L’une des principales interrogations liées à cette crise est finalement de savoir comment cette forte hausse des coûts de l’alimentation animale sera absorbée par les groupes coopératifs qui, théoriquement, en tant que céréaliers, pourraient aussi voir l’envolée des cours tourner à leur profit.

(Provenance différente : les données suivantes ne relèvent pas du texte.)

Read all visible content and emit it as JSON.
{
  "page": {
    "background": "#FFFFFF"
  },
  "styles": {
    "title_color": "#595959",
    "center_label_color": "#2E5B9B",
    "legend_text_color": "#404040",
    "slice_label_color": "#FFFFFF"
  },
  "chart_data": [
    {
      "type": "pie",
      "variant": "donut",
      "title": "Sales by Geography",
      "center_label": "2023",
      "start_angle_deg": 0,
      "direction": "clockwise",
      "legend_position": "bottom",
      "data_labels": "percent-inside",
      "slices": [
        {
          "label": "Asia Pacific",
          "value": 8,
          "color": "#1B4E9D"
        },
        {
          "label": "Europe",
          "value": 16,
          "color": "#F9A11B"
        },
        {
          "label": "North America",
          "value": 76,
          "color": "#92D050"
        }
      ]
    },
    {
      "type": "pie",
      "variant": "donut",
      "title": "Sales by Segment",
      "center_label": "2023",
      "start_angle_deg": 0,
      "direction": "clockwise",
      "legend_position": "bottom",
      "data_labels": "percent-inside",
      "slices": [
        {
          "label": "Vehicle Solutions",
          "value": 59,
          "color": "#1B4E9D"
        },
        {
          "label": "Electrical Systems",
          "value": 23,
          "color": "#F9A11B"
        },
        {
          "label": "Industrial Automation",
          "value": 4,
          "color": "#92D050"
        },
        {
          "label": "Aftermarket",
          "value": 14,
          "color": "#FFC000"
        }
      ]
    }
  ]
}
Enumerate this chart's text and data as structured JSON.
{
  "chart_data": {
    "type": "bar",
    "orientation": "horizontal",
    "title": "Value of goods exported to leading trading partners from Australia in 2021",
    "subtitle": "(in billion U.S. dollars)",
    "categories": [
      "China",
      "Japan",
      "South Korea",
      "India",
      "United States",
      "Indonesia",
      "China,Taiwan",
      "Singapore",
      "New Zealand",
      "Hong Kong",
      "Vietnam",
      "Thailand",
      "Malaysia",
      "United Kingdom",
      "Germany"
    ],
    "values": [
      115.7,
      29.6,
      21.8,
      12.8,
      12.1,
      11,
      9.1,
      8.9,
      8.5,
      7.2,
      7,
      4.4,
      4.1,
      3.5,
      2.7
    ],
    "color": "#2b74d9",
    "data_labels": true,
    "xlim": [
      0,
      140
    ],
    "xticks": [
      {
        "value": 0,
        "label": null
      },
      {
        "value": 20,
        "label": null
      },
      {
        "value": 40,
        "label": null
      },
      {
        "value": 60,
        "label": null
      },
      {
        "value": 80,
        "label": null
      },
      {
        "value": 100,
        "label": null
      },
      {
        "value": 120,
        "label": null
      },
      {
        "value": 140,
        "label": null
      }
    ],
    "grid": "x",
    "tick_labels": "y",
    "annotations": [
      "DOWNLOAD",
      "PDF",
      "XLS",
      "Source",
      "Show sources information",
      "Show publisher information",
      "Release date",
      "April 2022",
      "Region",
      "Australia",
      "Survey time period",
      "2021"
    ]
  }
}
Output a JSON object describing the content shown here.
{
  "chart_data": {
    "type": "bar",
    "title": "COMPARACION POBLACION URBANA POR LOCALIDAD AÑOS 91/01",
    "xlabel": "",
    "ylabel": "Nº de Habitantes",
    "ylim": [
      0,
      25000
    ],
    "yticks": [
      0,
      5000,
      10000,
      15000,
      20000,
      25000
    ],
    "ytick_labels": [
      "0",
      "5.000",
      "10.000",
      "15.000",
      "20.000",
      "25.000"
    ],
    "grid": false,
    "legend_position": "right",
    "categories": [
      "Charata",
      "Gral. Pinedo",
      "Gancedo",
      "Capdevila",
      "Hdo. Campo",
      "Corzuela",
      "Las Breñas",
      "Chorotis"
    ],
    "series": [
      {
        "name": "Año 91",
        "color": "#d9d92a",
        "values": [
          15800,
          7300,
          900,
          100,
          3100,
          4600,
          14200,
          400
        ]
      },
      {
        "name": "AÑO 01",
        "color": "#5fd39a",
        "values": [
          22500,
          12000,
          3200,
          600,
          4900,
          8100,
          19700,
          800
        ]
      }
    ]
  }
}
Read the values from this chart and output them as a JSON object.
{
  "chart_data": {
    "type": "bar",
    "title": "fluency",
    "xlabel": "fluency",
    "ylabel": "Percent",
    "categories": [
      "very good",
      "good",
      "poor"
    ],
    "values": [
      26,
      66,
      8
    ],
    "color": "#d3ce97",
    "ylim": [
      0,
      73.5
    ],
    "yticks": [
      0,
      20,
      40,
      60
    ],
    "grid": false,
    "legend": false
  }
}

Une situation tendue… et des inconnues
Le problème russo-ukrainien, enfin, a aussi sa dimension « logistique » : le trafic maritime est à l’arrêt en mer Noire et se pose donc le problème de l’acheminement de marchandises vers ou au départ des zones concernées, ainsi que celui des paiements. La situation affectera les coûts du transport (par exemple liés à l’immobilisation de navires), en sus des conséquences de la hausse des cours du brent, déjà sur une pente ascendante à cause de la reprise économique mondiale post-covid.
L’évolution du cours du pétrole brut a de même un effet « mécanique » sur celui des céréales. Et tout cela sans compter les effets des sanctions économiques prises par l’UE et les États-Unis contre la Russie, ni ceux des difficultés d’approvisionnement en énergie… Tous ces éléments auront leurs effets sur les coopératives, mais évidemment au même titre que sur les autres secteurs de l’économie. On n’oublie pas, quoiqu’il en soit, que ce conflit russo-ukrainien vient se greffer à une situation déjà tendue.
Dès lors, on voit que nos coopératives sont et seront touchées au niveau de leurs différents pôles d’activité, mais qu’elles sont quand même armées pour résister au choc. Comme du reste aux précédents. Reste à savoir dans quelles proportions ces groupes seront affectés à moyen ou long terme, mais cela dépendra évidemment de la durée du conflit… Quant à l’augmentation des cours des matières premières et des céréales, elle est apparemment partie pour durer, d’après les spécialistes. Il s’agira d’en tirer parti.
Pour finir, une dernière inconnue touche aux activités d’Euralis et de Maïsadour sur le territoire russe, à propos desquelles on en sait un peu moins : aucune des deux coopératives n’a encore communiqué clairement sur son arrêt ou son maintien, mais il n’est pas dit qu’à l’instar d’autres grands groupes, elles devront vraiment plier bagage. La nature particulière et le caractère stratégique de leurs activités sur place, en effet, inviterait plutôt à la prudence et à une position d’attente.
L’avenir nous dira ce qu’il en est réellement : plus qu’à croiser les doigts pour que le conflit s’apaise.